The Bayesian optimal two-stage design for clinical phase II trials based on Bayes factors
Riko Kelter, Samuel Pawel
TL;DR
The paper tackles the calibration challenge of Bayesian two-stage phase II trials using Bayes factors with binary endpoints. It introduces a trinomial-tree framework to represent interim and final decision branches, derives corrections for power and type-I-error introduced by an interim analysis, and presents practical calibration algorithms to minimize the expected sample size under the null. The authors demonstrate that the proposed design can recover Simon's two-stage design as a special case, yields faster calibration without Monte Carlo simulations, and allows a minimum probability of compelling evidence for the null hypothesis. They illustrate with examples that sequential Bayes-factor designs can reduce expected sample sizes and provide a fully frequentist interpretation under certain priors, while offering greater flexibility through prior choice and evidence thresholds. The approach is generalizable beyond binary endpoints and Bayes factors, offering a practical, reproducible framework for Bayesian adaptive trial designs in clinical research.
Abstract
Sequential trial design is an important statistical approach to increase the efficiency of clinical trials.

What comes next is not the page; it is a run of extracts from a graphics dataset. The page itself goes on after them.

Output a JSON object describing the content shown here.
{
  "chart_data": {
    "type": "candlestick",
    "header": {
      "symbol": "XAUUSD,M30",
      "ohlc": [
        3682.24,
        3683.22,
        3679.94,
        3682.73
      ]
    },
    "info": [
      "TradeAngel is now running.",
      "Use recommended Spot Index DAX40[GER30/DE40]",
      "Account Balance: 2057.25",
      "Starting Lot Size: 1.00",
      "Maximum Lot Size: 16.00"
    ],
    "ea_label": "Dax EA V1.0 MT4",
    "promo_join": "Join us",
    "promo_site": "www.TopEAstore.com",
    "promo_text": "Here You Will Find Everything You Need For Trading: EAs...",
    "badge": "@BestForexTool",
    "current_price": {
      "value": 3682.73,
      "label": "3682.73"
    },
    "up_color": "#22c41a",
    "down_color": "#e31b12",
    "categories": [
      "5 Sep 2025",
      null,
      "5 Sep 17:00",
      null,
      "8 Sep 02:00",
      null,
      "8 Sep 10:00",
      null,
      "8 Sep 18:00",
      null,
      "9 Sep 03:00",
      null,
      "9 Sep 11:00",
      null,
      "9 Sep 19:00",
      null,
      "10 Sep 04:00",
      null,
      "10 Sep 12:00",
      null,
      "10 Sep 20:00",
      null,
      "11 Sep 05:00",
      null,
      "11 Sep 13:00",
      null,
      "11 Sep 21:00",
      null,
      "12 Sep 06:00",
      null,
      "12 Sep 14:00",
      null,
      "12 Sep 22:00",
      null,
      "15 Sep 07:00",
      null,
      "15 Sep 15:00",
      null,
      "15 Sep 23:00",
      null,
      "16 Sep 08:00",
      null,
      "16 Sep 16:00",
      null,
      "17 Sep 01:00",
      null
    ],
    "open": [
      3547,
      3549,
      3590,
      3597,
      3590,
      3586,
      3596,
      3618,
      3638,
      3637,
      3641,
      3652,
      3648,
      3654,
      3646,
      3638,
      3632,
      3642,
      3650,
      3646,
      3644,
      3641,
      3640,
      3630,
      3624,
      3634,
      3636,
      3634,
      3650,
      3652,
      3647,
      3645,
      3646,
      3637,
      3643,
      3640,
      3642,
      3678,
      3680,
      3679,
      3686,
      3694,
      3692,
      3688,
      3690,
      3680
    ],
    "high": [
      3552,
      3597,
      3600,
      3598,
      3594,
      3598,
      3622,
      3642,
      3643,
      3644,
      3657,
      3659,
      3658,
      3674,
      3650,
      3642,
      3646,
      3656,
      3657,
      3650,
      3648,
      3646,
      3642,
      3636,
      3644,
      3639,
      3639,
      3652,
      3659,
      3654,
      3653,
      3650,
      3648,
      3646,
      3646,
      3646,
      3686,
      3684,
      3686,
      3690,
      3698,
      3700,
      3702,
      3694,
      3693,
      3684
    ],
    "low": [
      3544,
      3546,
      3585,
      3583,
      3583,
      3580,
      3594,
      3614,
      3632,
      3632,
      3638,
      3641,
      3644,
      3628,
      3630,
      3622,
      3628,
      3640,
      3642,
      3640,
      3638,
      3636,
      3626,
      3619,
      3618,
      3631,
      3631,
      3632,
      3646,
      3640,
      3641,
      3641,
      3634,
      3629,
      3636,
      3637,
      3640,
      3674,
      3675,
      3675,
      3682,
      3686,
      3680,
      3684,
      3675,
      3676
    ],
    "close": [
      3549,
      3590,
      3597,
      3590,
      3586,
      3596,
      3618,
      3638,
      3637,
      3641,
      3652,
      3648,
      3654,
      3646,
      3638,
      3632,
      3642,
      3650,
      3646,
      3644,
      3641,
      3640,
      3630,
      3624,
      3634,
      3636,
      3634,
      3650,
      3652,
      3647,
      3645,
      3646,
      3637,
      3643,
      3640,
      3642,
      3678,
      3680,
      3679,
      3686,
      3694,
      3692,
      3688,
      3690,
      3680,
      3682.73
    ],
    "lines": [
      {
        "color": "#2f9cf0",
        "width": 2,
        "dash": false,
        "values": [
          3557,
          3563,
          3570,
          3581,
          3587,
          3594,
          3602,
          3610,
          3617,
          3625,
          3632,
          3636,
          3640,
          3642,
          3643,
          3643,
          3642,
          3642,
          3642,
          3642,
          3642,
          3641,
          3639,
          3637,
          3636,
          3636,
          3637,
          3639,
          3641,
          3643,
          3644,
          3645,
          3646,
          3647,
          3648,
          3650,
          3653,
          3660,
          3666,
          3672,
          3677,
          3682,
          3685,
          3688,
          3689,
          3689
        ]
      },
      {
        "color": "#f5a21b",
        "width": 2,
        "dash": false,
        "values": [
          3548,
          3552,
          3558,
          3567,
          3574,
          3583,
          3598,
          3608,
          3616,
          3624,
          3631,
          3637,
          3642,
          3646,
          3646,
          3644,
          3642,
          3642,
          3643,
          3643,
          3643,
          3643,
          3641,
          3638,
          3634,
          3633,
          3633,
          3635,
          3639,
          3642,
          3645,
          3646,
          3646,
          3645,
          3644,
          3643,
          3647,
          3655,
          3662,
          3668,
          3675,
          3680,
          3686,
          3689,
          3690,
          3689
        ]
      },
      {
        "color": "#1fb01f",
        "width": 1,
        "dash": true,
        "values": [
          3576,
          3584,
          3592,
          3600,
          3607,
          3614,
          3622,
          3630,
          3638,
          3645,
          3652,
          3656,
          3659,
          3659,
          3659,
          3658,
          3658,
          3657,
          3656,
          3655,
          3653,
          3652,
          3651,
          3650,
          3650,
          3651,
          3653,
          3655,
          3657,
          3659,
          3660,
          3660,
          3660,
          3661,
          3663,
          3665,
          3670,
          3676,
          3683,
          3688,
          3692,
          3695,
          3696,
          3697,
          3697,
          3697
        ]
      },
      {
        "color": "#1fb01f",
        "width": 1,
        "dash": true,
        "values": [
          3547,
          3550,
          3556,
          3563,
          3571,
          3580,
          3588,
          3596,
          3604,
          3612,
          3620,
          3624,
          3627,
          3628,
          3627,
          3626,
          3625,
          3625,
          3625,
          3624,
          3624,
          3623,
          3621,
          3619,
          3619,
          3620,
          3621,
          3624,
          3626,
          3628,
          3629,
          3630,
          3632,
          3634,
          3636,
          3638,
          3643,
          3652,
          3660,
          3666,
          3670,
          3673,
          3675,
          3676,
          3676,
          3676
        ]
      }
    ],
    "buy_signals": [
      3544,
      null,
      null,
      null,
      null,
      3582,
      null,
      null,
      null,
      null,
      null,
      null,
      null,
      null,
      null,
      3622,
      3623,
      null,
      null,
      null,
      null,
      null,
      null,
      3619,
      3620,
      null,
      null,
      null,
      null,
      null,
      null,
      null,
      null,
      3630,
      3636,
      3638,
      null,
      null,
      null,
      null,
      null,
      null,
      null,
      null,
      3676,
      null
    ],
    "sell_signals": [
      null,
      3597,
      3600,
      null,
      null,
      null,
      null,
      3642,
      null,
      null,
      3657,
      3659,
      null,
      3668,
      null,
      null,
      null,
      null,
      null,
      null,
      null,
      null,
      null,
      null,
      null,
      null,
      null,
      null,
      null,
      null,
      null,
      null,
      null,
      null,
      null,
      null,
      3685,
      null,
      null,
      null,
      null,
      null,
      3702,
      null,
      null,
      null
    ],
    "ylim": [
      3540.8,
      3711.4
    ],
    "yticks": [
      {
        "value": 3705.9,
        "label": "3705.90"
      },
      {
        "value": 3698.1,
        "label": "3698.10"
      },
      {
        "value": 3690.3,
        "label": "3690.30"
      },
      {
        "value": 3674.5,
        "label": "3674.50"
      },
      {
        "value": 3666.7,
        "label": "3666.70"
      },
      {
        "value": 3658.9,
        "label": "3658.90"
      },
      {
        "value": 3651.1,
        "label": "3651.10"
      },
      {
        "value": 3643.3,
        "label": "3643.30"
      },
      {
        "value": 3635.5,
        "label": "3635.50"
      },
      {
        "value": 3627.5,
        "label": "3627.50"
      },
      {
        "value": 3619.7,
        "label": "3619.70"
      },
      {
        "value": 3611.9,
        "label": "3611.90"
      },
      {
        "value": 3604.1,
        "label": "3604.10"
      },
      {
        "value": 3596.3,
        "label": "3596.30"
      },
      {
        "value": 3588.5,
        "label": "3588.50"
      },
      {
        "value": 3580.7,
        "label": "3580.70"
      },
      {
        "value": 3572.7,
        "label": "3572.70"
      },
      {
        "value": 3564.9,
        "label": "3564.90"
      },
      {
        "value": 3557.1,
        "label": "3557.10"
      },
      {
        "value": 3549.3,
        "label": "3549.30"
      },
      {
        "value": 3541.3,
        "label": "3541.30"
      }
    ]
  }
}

Bayesian sequential trial design relies primarily on conducting a Monte Carlo simulation under the hypotheses of interest and investigating the resulting design characteristics via Monte Carlo estimates. This approach has several drawbacks, namely that replicating the calibration of a Bayesian design requires repeating a possibly complex Monte Carlo simulation. Furthermore, Monte Carlo standard errors are required to judge the reliability of the simulation. All of this is due to a lack of closed-form or numerical approaches to calibrate a Bayesian design which uses Bayes factors. In this paper, we propose the Bayesian optimal two-stage design for clinical phase II trials based on Bayes factors. The optimal two-stage Bayes factor design is a sequential clinical trial design that is built on the idea of trinomial tree branching, a method we propose to correct the resulting design characteristics for introducing a single interim analysis. We build upon this idea to invent a calibration algorithm which yields the optimal Bayesian design that minimizes the expected sample size under the null hypothesis. Examples show that our design recovers Simon's two-stage optimal design as a special case, improves upon non-sequential Bayesian design based on Bayes factors, and can be calibrated quickly, as it makes use only of standard numerical techniques instead of time-consuming Monte Carlo simulations. Furthermore, the design allows to ensure a minimum probability on compelling evidence in favour of the null hypothesis, which is not possible with other designs. As the idea of trinomial tree branching is neither dependent on the endpoint, nor on the use of Bayes factors, the design can therefore be generalized to other settings, too.